Le gouvernement a fait voter la énième loi sur la sécurité alors même que ses résultats en la matière sont très mauvais et consistent essentiellement en une politique d'affichage de chiffres. Cette loi dite LOPPSI (Loi de programmation pour la performance de la sécurité intérieure) entend fixer les objectifs majeurs dans ce domaine pour la période 2009-2013.
Dans un contexte de rigueur budgétaire et de révision générale des politiques publiques, cette loi est une loi d'austérité. Elle vise à conduire la même politique avec des effectifs en baisse. Entre 2009 et 2011, 4000 postes devraient être supprimés dans la police nationale et 3000 dans la gendarmerie.
Pour 2010, lors de l'examen de la mission sécurité, les députés socialistes ont estimé à 9000 le nombre de postes supprimés en application de la révision générale des politiques publiquesCette loi postule que l'innovation technique permet de remplacer l'homme.
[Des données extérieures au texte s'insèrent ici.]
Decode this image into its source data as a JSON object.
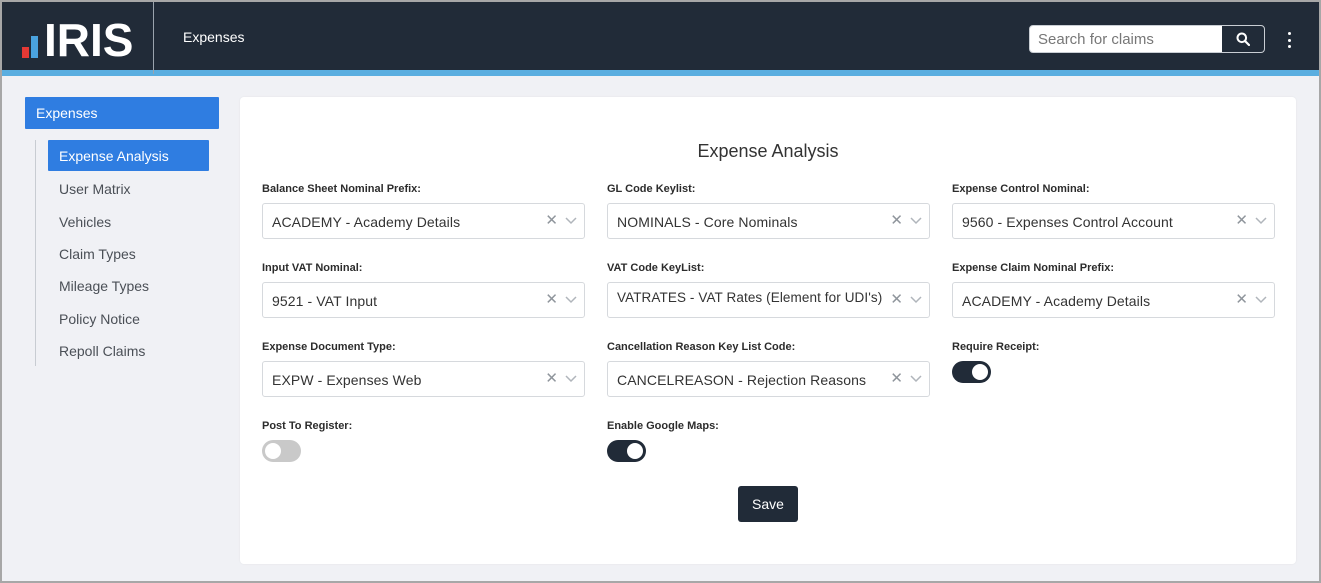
{
  "app": {
    "logo_text": "IRIS",
    "title": "Expenses"
  },
  "search": {
    "placeholder": "Search for claims",
    "value": ""
  },
  "sidebar": {
    "header": "Expenses",
    "items": [
      {
        "label": "Expense Analysis",
        "active": true
      },
      {
        "label": "User Matrix",
        "active": false
      },
      {
        "label": "Vehicles",
        "active": false
      },
      {
        "label": "Claim Types",
        "active": false
      },
      {
        "label": "Mileage Types",
        "active": false
      },
      {
        "label": "Policy Notice",
        "active": false
      },
      {
        "label": "Repoll Claims",
        "active": false
      }
    ]
  },
  "form": {
    "title": "Expense Analysis",
    "fields": {
      "balance_sheet": {
        "label": "Balance Sheet Nominal Prefix:",
        "value": "ACADEMY - Academy Details"
      },
      "gl_code": {
        "label": "GL Code Keylist:",
        "value": "NOMINALS - Core Nominals"
      },
      "expense_control": {
        "label": "Expense Control Nominal:",
        "value": "9560 - Expenses Control Account"
      },
      "input_vat": {
        "label": "Input VAT Nominal:",
        "value": "9521 - VAT Input"
      },
      "vat_code": {
        "label": "VAT Code KeyList:",
        "value": "VATRATES - VAT Rates (Element for UDI's)"
      },
      "expense_claim": {
        "label": "Expense Claim Nominal Prefix:",
        "value": "ACADEMY - Academy Details"
      },
      "document_type": {
        "label": "Expense Document Type:",
        "value": "EXPW - Expenses Web"
      },
      "cancellation": {
        "label": "Cancellation Reason Key List Code:",
        "value": "CANCELREASON - Rejection Reasons"
      }
    },
    "toggles": {
      "require_receipt": {
        "label": "Require Receipt:",
        "on": true
      },
      "post_to_register": {
        "label": "Post To Register:",
        "on": false
      },
      "google_maps": {
        "label": "Enable Google Maps:",
        "on": true
      }
    },
    "save_label": "Save",
    "clear_glyph": "✕"
  },
  "icons": {
    "search": "search-icon",
    "kebab": "more-vertical-icon",
    "clear": "clear-icon",
    "chevron": "chevron-down-icon"
  },
  "colors": {
    "header_bg": "#212b38",
    "accent_strip": "#5aaee0",
    "active_blue": "#2f7de1",
    "toggle_on": "#212b38",
    "toggle_off": "#c9c9c9",
    "logo_red": "#e53935",
    "logo_blue": "#4aa3df"
  }
}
Des retours d'expérience récents démontrent qu'en matière de sécurité, l'utilisation de technologies nouvelles impose au contraire un contrôle humain hautement qualifié dans l'exploitation des outils.
Enfin, la seconde version de cette loi persiste dans les errements antérieurs en réaffirmant l'attachement gouvernemental à des principes de management par objectif, de gestion individualisée des carrières qui ont destructuré les services concernés sans apporter les résultats escomptés en matière de sécurité.
La LOPPSI 2 est donc un texte sans cohérence. Les constats sont alarmistes, mais les moyens humains sont en baisse. Les profondes mutations engagées dans la police et la gendarmerie sont censées se passer sans la moindre difficulté, alors qu'elles se font sans concertation.
Enfin, l'idée que la technologie suppléera les baisses d'effectifs est battue en brèche par l'expérience (exemple du pistolet Taser).
En toute hypothèse, ce texte est un mauvais coup porté à la protection de la sécurité, dans tous les sens du terme y compris à la sécurité juridique. Les mesures d'affichage qui, soi-disant, renforcent la sécurité des citoyens ne font qu'intensifier la mise sous surveillance de la société.